После революции до самой смерти он нигде не работал, но жил припеваючи, на старых запасах и мелкой частной коммерции: втихаря продавал золотишко, скопленное за время деятельности артельщиком, молол зерно на муку, приторговывал отборной рыбой, которую скупал у рыбаков. И у этого человека-слона в прямой зависимости оказалась семья погибшего красноармейца, моего отца. Впрочем, проку от него для нас не было никакого. Помню, как дядька Григорий Сафьян жаловался на людскую неблагодарность: когда-то кто-то сообщил ему, что рабочий, у которого Сафьян побывал с визитом, жалуется, что он не помог ему, как тот просил, зато опил и обожрал.
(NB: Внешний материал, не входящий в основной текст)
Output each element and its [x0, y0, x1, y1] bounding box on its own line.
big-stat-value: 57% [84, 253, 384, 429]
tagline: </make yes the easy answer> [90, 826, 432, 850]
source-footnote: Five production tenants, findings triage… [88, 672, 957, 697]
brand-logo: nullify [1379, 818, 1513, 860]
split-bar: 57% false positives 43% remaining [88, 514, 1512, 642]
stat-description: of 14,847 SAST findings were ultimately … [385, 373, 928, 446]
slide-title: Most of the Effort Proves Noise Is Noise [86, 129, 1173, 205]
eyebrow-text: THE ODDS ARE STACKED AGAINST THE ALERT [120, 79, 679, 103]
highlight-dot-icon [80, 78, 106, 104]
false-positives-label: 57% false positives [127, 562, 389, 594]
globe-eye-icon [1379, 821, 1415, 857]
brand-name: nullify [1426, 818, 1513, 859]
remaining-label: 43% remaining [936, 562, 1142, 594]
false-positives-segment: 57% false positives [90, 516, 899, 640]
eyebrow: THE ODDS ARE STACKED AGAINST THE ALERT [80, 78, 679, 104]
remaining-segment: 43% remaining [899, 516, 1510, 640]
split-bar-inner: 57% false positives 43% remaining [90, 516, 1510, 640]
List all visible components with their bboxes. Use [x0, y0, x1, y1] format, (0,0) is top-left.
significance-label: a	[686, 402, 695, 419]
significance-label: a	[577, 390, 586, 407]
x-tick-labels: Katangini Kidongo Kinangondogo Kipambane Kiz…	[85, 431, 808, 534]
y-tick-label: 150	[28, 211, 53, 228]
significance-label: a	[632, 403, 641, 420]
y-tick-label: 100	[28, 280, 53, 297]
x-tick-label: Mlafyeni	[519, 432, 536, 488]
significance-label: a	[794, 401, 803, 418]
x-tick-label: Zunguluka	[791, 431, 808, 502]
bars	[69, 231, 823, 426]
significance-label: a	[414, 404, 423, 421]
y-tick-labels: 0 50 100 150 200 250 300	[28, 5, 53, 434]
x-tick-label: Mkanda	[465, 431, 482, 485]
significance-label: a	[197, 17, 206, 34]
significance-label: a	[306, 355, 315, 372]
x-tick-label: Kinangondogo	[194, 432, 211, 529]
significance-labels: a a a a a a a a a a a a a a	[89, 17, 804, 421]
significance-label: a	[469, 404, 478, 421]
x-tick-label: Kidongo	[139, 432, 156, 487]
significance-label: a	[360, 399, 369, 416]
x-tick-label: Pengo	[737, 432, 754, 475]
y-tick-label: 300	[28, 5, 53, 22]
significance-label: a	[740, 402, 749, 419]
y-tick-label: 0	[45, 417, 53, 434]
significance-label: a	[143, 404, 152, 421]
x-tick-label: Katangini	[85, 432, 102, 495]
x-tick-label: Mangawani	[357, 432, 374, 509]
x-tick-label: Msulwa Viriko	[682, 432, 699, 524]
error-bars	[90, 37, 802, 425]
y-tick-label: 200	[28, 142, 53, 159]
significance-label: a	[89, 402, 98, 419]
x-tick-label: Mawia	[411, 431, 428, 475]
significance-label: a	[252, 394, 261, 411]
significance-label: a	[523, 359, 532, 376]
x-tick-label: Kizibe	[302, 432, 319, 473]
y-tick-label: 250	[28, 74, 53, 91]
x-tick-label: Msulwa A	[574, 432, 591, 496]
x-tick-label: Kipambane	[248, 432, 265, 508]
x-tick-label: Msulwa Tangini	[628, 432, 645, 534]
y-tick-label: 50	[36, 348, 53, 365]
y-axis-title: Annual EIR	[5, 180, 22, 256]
Особенно возмутило дядьку последнее обвинение. Он хмыкал и оттягивал назад оплывшие щеки в удивленной гримасе, говоря: «А що я там зъив: фунт икры, и выпыв два стакана водки? Хиба то йив, хиба то пыв? Там не було чого исты». Как и почти все кубанцы, особенно украинского происхождения, он говорил на бесподобном воляпуке или суржике: мешая совершенно произвольно русские слова с украинскими, грассируя согласными и проглатывая гласные.